From the role of Big Oil to underground storage tank regulations and the growth of boutique fuels, the convenience store and petroleum industry has demonstrated a remarkable ability to evolve.
By Dan Gilligan, President, The Petroleum Marketers Association of America
While the first issues of Convenience Store Decisions were rolling off the presses in 1990, the petroleum marketing industry was undergoing significant evolution both in regulatory and marketplace factors.
At that time, a very large portion of gas stations were owned or branded by the major oil companies. The majors own very few today, but continue to brand tens of thousands of outlets. Independent marketers, many of whom make up the Petroleum Marketers Association of America (PMAA), bought most of the stations previously owned by the majors.
Tanks Regulations
A very important regulatory matter changing the industry was the new national underground storage tank (UST) regulations adopted by EPA in 1988. The new regulations required substantial investment in new or upgraded UST systems.
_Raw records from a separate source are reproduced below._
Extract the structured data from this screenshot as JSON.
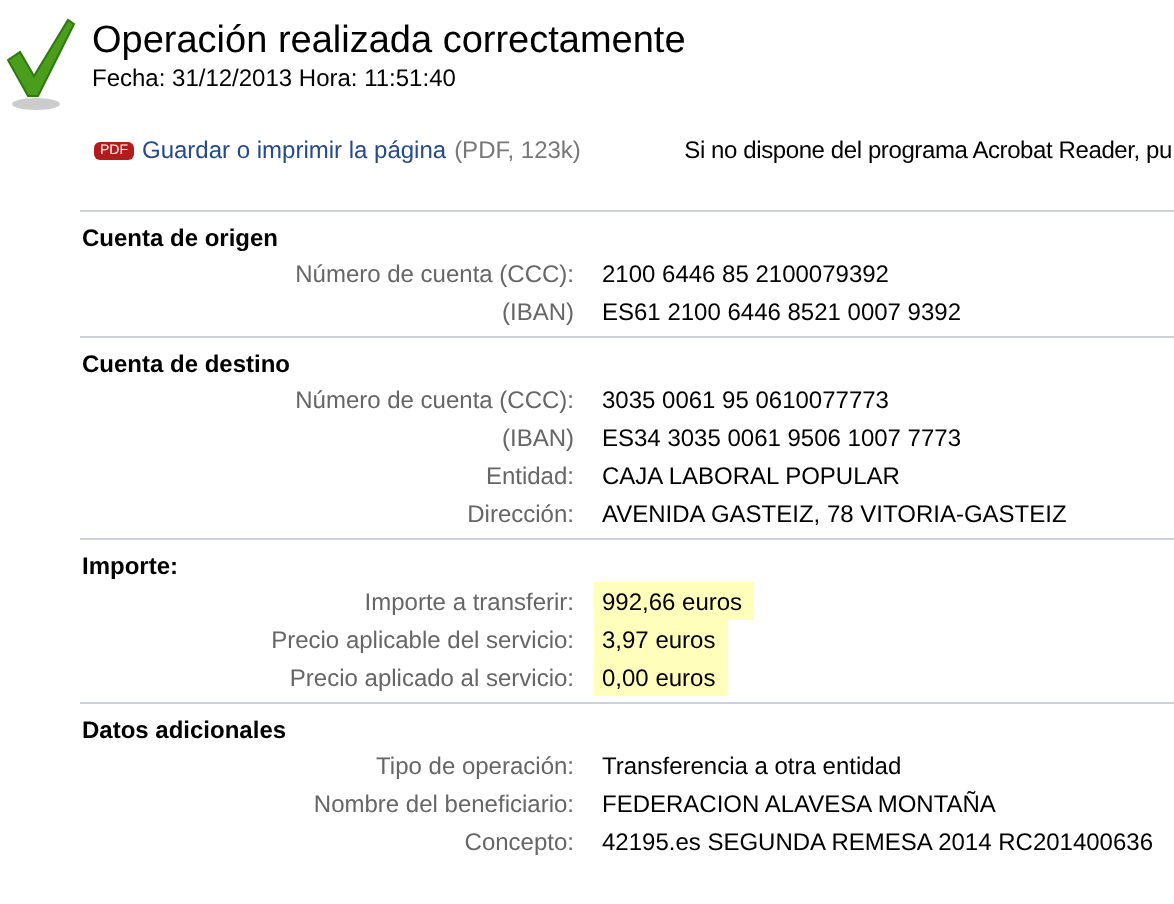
{
  "header": {
    "title": "Operación realizada correctamente",
    "timestamp": "Fecha: 31/12/2013 Hora: 11:51:40"
  },
  "pdf": {
    "badge": "PDF",
    "link": "Guardar o imprimir la página",
    "info": "(PDF, 123k)",
    "note": "Si no dispone del programa Acrobat Reader, pu"
  },
  "sections": [
    {
      "heading": "Cuenta de origen",
      "rows": [
        {
          "label": "Número de cuenta (CCC):",
          "value": "2100 6446 85 2100079392",
          "highlight": false
        },
        {
          "label": "(IBAN)",
          "value": "ES61 2100 6446 8521 0007 9392",
          "highlight": false
        }
      ]
    },
    {
      "heading": "Cuenta de destino",
      "rows": [
        {
          "label": "Número de cuenta (CCC):",
          "value": "3035 0061 95 0610077773",
          "highlight": false
        },
        {
          "label": "(IBAN)",
          "value": "ES34 3035 0061 9506 1007 7773",
          "highlight": false
        },
        {
          "label": "Entidad:",
          "value": "CAJA LABORAL POPULAR",
          "highlight": false
        },
        {
          "label": "Dirección:",
          "value": "AVENIDA GASTEIZ, 78 VITORIA-GASTEIZ",
          "highlight": false
        }
      ]
    },
    {
      "heading": "Importe:",
      "rows": [
        {
          "label": "Importe a transferir:",
          "value": "992,66 euros",
          "highlight": true
        },
        {
          "label": "Precio aplicable del servicio:",
          "value": "3,97 euros",
          "highlight": true
        },
        {
          "label": "Precio aplicado al servicio:",
          "value": "0,00 euros",
          "highlight": true
        }
      ]
    },
    {
      "heading": "Datos adicionales",
      "rows": [
        {
          "label": "Tipo de operación:",
          "value": "Transferencia a otra entidad",
          "highlight": false
        },
        {
          "label": "Nombre del beneficiario:",
          "value": "FEDERACION ALAVESA MONTAÑA",
          "highlight": false
        },
        {
          "label": "Concepto:",
          "value": "42195.es SEGUNDA REMESA 2014 RC201400636",
          "highlight": false
        }
      ]
    }
  ]
}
They changed the industry dramatically because of the capital investments required to stay in the business.
Ultimately the new regulations resulted in the closure of more than half the UST systems in the U.S. and thousands of small gas station owners had to close. Also the fuller integration of self-serve gas stations and private brand retailers would change the industry forever.
In the 1990s, as chain retailers and big box stores began to gain market share, traditional petroleum marketing companies became very concerned about predatory pricing schemes designed to drive smaller competitors out of business. There were also concerns about major oil company direct operations undermining their independent customers.
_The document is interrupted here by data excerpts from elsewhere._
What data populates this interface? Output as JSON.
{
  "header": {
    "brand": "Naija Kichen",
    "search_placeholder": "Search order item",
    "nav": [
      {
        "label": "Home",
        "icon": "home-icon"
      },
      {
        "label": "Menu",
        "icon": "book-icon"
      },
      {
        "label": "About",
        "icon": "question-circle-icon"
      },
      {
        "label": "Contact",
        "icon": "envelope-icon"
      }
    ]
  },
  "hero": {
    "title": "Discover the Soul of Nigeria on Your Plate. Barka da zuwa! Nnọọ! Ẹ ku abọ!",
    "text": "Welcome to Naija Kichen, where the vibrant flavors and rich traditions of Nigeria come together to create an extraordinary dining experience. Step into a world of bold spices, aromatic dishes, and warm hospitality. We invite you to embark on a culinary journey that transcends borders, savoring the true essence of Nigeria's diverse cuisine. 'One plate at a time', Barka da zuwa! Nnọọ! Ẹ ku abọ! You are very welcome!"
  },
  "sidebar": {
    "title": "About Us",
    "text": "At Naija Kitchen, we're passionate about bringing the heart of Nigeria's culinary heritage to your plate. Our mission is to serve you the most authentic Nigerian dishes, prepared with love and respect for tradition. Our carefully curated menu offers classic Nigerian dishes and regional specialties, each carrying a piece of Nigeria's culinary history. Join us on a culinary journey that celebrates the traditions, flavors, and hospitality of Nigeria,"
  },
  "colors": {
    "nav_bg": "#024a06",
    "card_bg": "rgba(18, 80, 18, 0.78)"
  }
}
Predatory pricing by big box stores and chain retailers was growing more troublesome. As bigger companies moved into smaller markets, they would on occasion use their deep pockets to crush existing local competitors. They could sell at a loss long enough to close the competition and then regain losses when competitors were gone. In 2001, PMAA worked feverishly on Capitol Hill to outlaw predatory pricing but the opposition was well funded and well organized.
Overcoming Adversity
Today most gasoline retailers have learned that market share can be gained without using below cost schemes. A competitive price and exceptional service works just as well and is not so costly.
The terrorist attacks on Sept. 11, 2001 brought another issue to the forefront. Nearly every gasoline and diesel retailer nationwide saw a 50 cent-per-gallon rack price increase within 12 hours of the attack in New York and Washington, D.C. How could those increases be justified? Supply in 99% of the country was not impacted so why did every rack skyrocket?
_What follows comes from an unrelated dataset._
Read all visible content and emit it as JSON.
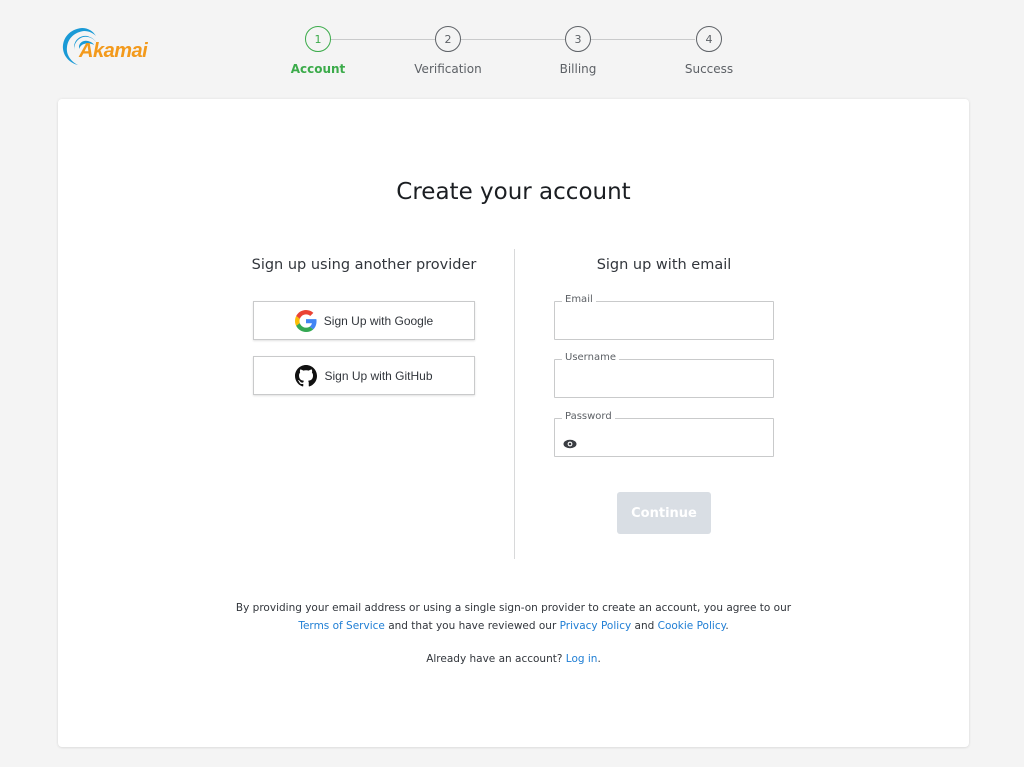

This situation revealed how much power investment banks and hedge funds had to influence gasoline and diesel prices at the pump. PMAA continues today to lobby for measures to diminish the power of speculators to dominate the petroleum markets.
The industry set out to seek laws limiting interchange fees and succeeded in 2010 to pass a law limiting debit card fees. We continue to fight for laws limiting credit card interchange fees, however, after losing on debit cards, banks have redoubled their lobbying forces to oppose our initiatives.
So as the industry prepares for the next 25 years, retailers will need to plan ahead for more environmental regulations governing USTs and fuels. New ozone and air quality standards could really create chaos in the gasoline market places as some locations will be forced to offer RFG while competitors 10 miles away will not. Federal vehicle mileage standards will likely keep gasoline consumption flat for the foreseeable future.
New higher octane fuels will likely be needed as car makers are now designing new engines to improve miles per gallon. Alternative fuels, such as CNG, LNG and hydrogen, will also have some impacts.
To end on a positive note, retailers can be assured that gasoline and diesel will remain the dominant transportation fuels for the next 40 years. If you have a good location and offer great products and services, a successful future is yours for the taking.